To be fair, though, the program fragment will actually result in undefined behavior as the initial value of the loop condition is undefined, with $i$ being initialized to 0.
$\Large{\color{rosybrown}\text{Prob 2.5: }}{\color{darkseagreen}{{\space \mathcal{O}(\log (N))}}}$
int s = 0, i = N;
while (i >= 0) {
int d = 1 + i % 5;
s += d;
i = (i % d == 0 ? i - 1 : i/d);
}The variable $i$ is initialized to $N$, and is either decremented by $1$ or divided by $d$ in each iteration. The value of $d$ is always between $1$ and $5$. Only when $i$ is evenly divisible by $d$ is it decremented by $1$, otherwise it is integer divided by $d$. This means that each iteration has a one in five chance that $i$ is decremented by $1$, and a four in five chance that $i$ is divided by $d$. Clearly, the division is the dominant operation.
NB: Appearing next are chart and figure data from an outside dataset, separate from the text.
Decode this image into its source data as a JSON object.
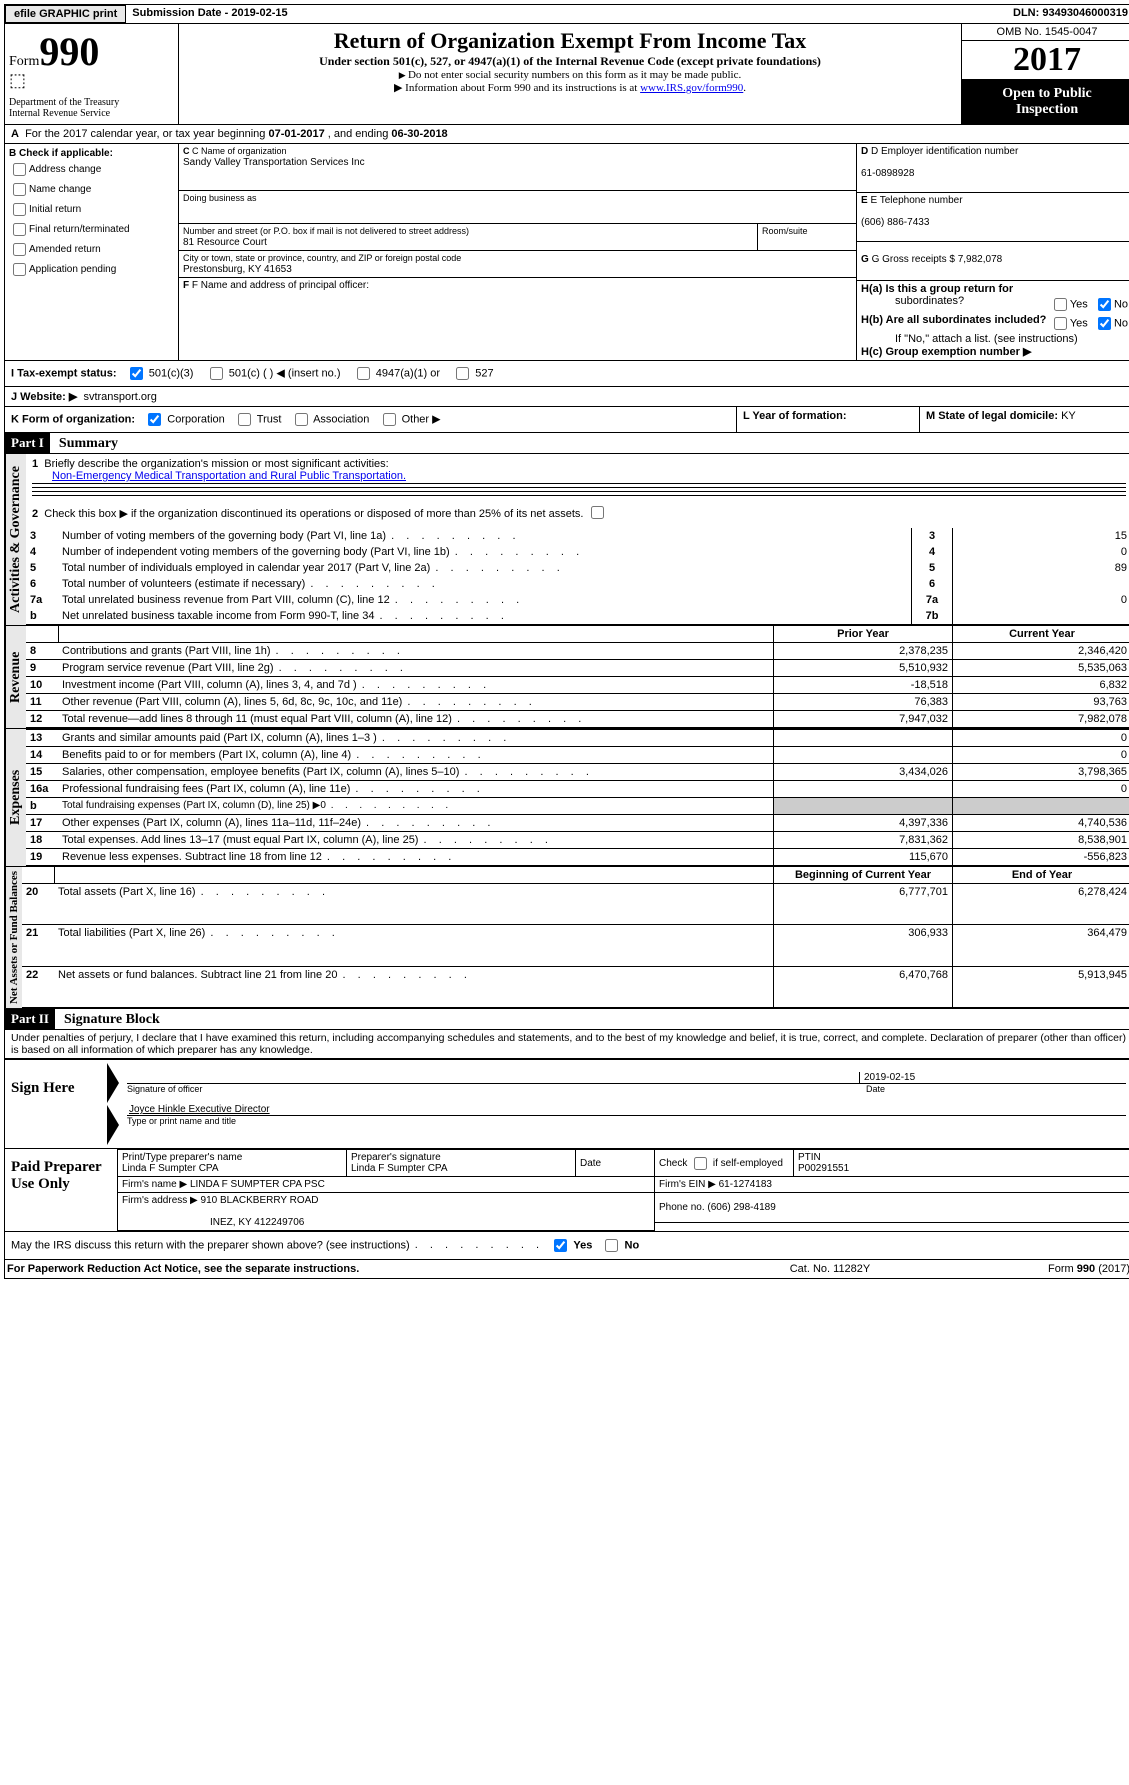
{
  "topbar": {
    "efile_btn": "efile GRAPHIC print",
    "sub_label": "Submission Date - ",
    "sub_date": "2019-02-15",
    "dln_label": "DLN: ",
    "dln": "93493046000319"
  },
  "header": {
    "form_word": "Form",
    "form_no": "990",
    "dept1": "Department of the Treasury",
    "dept2": "Internal Revenue Service",
    "title": "Return of Organization Exempt From Income Tax",
    "subtitle": "Under section 501(c), 527, or 4947(a)(1) of the Internal Revenue Code (except private foundations)",
    "note1": "Do not enter social security numbers on this form as it may be made public.",
    "note2_pre": "Information about Form 990 and its instructions is at ",
    "note2_link": "www.IRS.gov/form990",
    "omb": "OMB No. 1545-0047",
    "year": "2017",
    "inspect1": "Open to Public",
    "inspect2": "Inspection"
  },
  "rowA": {
    "label": "A",
    "text_pre": "For the 2017 calendar year, or tax year beginning ",
    "begin": "07-01-2017",
    "mid": " , and ending ",
    "end": "06-30-2018"
  },
  "colB": {
    "hdr": "B Check if applicable:",
    "items": [
      "Address change",
      "Name change",
      "Initial return",
      "Final return/terminated",
      "Amended return",
      "Application pending"
    ]
  },
  "colC": {
    "name_lbl": "C Name of organization",
    "name": "Sandy Valley Transportation Services Inc",
    "dba_lbl": "Doing business as",
    "dba": "",
    "street_lbl": "Number and street (or P.O. box if mail is not delivered to street address)",
    "room_lbl": "Room/suite",
    "street": "81 Resource Court",
    "city_lbl": "City or town, state or province, country, and ZIP or foreign postal code",
    "city": "Prestonsburg, KY  41653",
    "officer_lbl": "F Name and address of principal officer:"
  },
  "colD": {
    "ein_lbl": "D Employer identification number",
    "ein": "61-0898928",
    "tel_lbl": "E Telephone number",
    "tel": "(606) 886-7433",
    "gross_lbl": "G Gross receipts $ ",
    "gross": "7,982,078"
  },
  "rowH": {
    "ha": "H(a)  Is this a group return for",
    "ha2": "subordinates?",
    "hb": "H(b)  Are all subordinates included?",
    "hb_note": "If \"No,\" attach a list. (see instructions)",
    "hc": "H(c)  Group exemption number ▶",
    "yes": "Yes",
    "no": "No"
  },
  "rowI": {
    "lbl": "I  Tax-exempt status:",
    "o1": "501(c)(3)",
    "o2": "501(c) (  ) ◀ (insert no.)",
    "o3": "4947(a)(1) or",
    "o4": "527"
  },
  "rowJ": {
    "lbl": "J  Website: ▶",
    "val": "svtransport.org"
  },
  "rowK": {
    "lbl": "K Form of organization:",
    "opts": [
      "Corporation",
      "Trust",
      "Association",
      "Other ▶"
    ],
    "L_lbl": "L Year of formation:",
    "L_val": "",
    "M_lbl": "M State of legal domicile: ",
    "M_val": "KY"
  },
  "part1": {
    "hdr": "Part I",
    "title": "Summary",
    "line1_lbl": "Briefly describe the organization's mission or most significant activities:",
    "mission": "Non-Emergency Medical Transportation and Rural Public Transportation.",
    "line2": "Check this box ▶         if the organization discontinued its operations or disposed of more than 25% of its net assets.",
    "cols": [
      "Prior Year",
      "Current Year"
    ],
    "col_begin": "Beginning of Current Year",
    "col_end": "End of Year",
    "sections": {
      "gov": "Activities & Governance",
      "rev": "Revenue",
      "exp": "Expenses",
      "net": "Net Assets or Fund Balances"
    },
    "lines_top": [
      {
        "n": "3",
        "t": "Number of voting members of the governing body (Part VI, line 1a)",
        "box": "3",
        "v": "15"
      },
      {
        "n": "4",
        "t": "Number of independent voting members of the governing body (Part VI, line 1b)",
        "box": "4",
        "v": "0"
      },
      {
        "n": "5",
        "t": "Total number of individuals employed in calendar year 2017 (Part V, line 2a)",
        "box": "5",
        "v": "89"
      },
      {
        "n": "6",
        "t": "Total number of volunteers (estimate if necessary)",
        "box": "6",
        "v": ""
      },
      {
        "n": "7a",
        "t": "Total unrelated business revenue from Part VIII, column (C), line 12",
        "box": "7a",
        "v": "0"
      },
      {
        "n": "b",
        "t": "Net unrelated business taxable income from Form 990-T, line 34",
        "box": "7b",
        "v": ""
      }
    ],
    "lines_rev": [
      {
        "n": "8",
        "t": "Contributions and grants (Part VIII, line 1h)",
        "p": "2,378,235",
        "c": "2,346,420"
      },
      {
        "n": "9",
        "t": "Program service revenue (Part VIII, line 2g)",
        "p": "5,510,932",
        "c": "5,535,063"
      },
      {
        "n": "10",
        "t": "Investment income (Part VIII, column (A), lines 3, 4, and 7d )",
        "p": "-18,518",
        "c": "6,832"
      },
      {
        "n": "11",
        "t": "Other revenue (Part VIII, column (A), lines 5, 6d, 8c, 9c, 10c, and 11e)",
        "p": "76,383",
        "c": "93,763"
      },
      {
        "n": "12",
        "t": "Total revenue—add lines 8 through 11 (must equal Part VIII, column (A), line 12)",
        "p": "7,947,032",
        "c": "7,982,078"
      }
    ],
    "lines_exp": [
      {
        "n": "13",
        "t": "Grants and similar amounts paid (Part IX, column (A), lines 1–3 )",
        "p": "",
        "c": "0"
      },
      {
        "n": "14",
        "t": "Benefits paid to or for members (Part IX, column (A), line 4)",
        "p": "",
        "c": "0"
      },
      {
        "n": "15",
        "t": "Salaries, other compensation, employee benefits (Part IX, column (A), lines 5–10)",
        "p": "3,434,026",
        "c": "3,798,365"
      },
      {
        "n": "16a",
        "t": "Professional fundraising fees (Part IX, column (A), line 11e)",
        "p": "",
        "c": "0"
      },
      {
        "n": "b",
        "t": "Total fundraising expenses (Part IX, column (D), line 25) ▶0",
        "p": "grey",
        "c": "grey"
      },
      {
        "n": "17",
        "t": "Other expenses (Part IX, column (A), lines 11a–11d, 11f–24e)",
        "p": "4,397,336",
        "c": "4,740,536"
      },
      {
        "n": "18",
        "t": "Total expenses. Add lines 13–17 (must equal Part IX, column (A), line 25)",
        "p": "7,831,362",
        "c": "8,538,901"
      },
      {
        "n": "19",
        "t": "Revenue less expenses. Subtract line 18 from line 12",
        "p": "115,670",
        "c": "-556,823"
      }
    ],
    "lines_net": [
      {
        "n": "20",
        "t": "Total assets (Part X, line 16)",
        "p": "6,777,701",
        "c": "6,278,424"
      },
      {
        "n": "21",
        "t": "Total liabilities (Part X, line 26)",
        "p": "306,933",
        "c": "364,479"
      },
      {
        "n": "22",
        "t": "Net assets or fund balances. Subtract line 21 from line 20",
        "p": "6,470,768",
        "c": "5,913,945"
      }
    ]
  },
  "part2": {
    "hdr": "Part II",
    "title": "Signature Block",
    "perjury": "Under penalties of perjury, I declare that I have examined this return, including accompanying schedules and statements, and to the best of my knowledge and belief, it is true, correct, and complete. Declaration of preparer (other than officer) is based on all information of which preparer has any knowledge.",
    "sign_here": "Sign Here",
    "sig_lbl": "Signature of officer",
    "date_lbl": "Date",
    "sig_date": "2019-02-15",
    "name_lbl": "Type or print name and title",
    "name": "Joyce Hinkle Executive Director",
    "paid_lbl": "Paid Preparer Use Only",
    "p_name_lbl": "Print/Type preparer's name",
    "p_name": "Linda F Sumpter CPA",
    "p_sig_lbl": "Preparer's signature",
    "p_sig": "Linda F Sumpter CPA",
    "p_date_lbl": "Date",
    "p_selfemp": "Check       if self-employed",
    "ptin_lbl": "PTIN",
    "ptin": "P00291551",
    "firm_name_lbl": "Firm's name    ▶ ",
    "firm_name": "LINDA F SUMPTER CPA PSC",
    "firm_ein_lbl": "Firm's EIN ▶ ",
    "firm_ein": "61-1274183",
    "firm_addr_lbl": "Firm's address ▶",
    "firm_addr1": "910 BLACKBERRY ROAD",
    "firm_addr2": "INEZ, KY  412249706",
    "phone_lbl": "Phone no. ",
    "phone": "(606) 298-4189",
    "discuss": "May the IRS discuss this return with the preparer shown above? (see instructions)",
    "yes": "Yes",
    "no": "No"
  },
  "footer": {
    "left": "For Paperwork Reduction Act Notice, see the separate instructions.",
    "mid": "Cat. No. 11282Y",
    "right": "Form 990 (2017)"
  }
}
The fragment's time complexity is therefore in $\mathcal{O}(\log(N))$.
$\Large{\color{rosybrown}\text{Prob 2.6: }}{\color{darkseagreen}{{\space \mathcal{O}(N)}}}$
int j = 0, s = 0;
for (i = 1; i < N; i *= 2) {
while (j < i) {
s += (i + j);
j++;
}
}The outer loop runs $\log(N)$ times, since $i$ is doubled after each iteration. This means that $i$ will always be a power of two. For each iteration of the outer loop, the inner one makes $j$ catch up to the current value of $i$. This is because $j$ is not reset to 0, but its end value from the previous iteration (a power of two preceding the current power of two held by $i$) is instead incremented until it equals $i$ again. This means that the inner loop runs $i - j$ times for each value of $i$. The total number of iterations of the inner loop is therefore given by:
$$
\begin{align*}
& \quad \sum_{k=1}^{\lceil \log(N) \rceil} (2^k - 2^{k-1}) \\
= & \quad \sum_{k=1}^{\lceil \log(N) \rceil} 2^{k-1} \\
= & \quad \sum_{k=0}^{\lceil \log(N) \rceil - 1} 2^k &\color{peru}{(1)}\\
= & \quad 2^{\lceil \log(N) \rceil} - 1 &\color{darkkhaki}{(2)}\\
\leq & \quad 2^{\log(N) + 1} - 1 \\
= & \quad 2N - 1 \\
= & \quad \mathcal{O}(N)
\end{align*}
$$
In $\color{peru}{(1)}$ we rewrite the sum, so that the index $k$ starts at $0$ instead of $1$. This allows us to use the formula for the sum of a geometric series in $\color{darkkhaki}{(2)}$, with $a = 2$ and $n = \lceil \log(N) \rceil - 1$:
$$
\sum_{k=0}^n a^k = \frac{a^{n+1} - 1}{a - 1} \quad \text{for} \quad a \neq 1
$$
From the above, we therefore have that the fragment's time complexity is in $\mathcal{O}(N)$.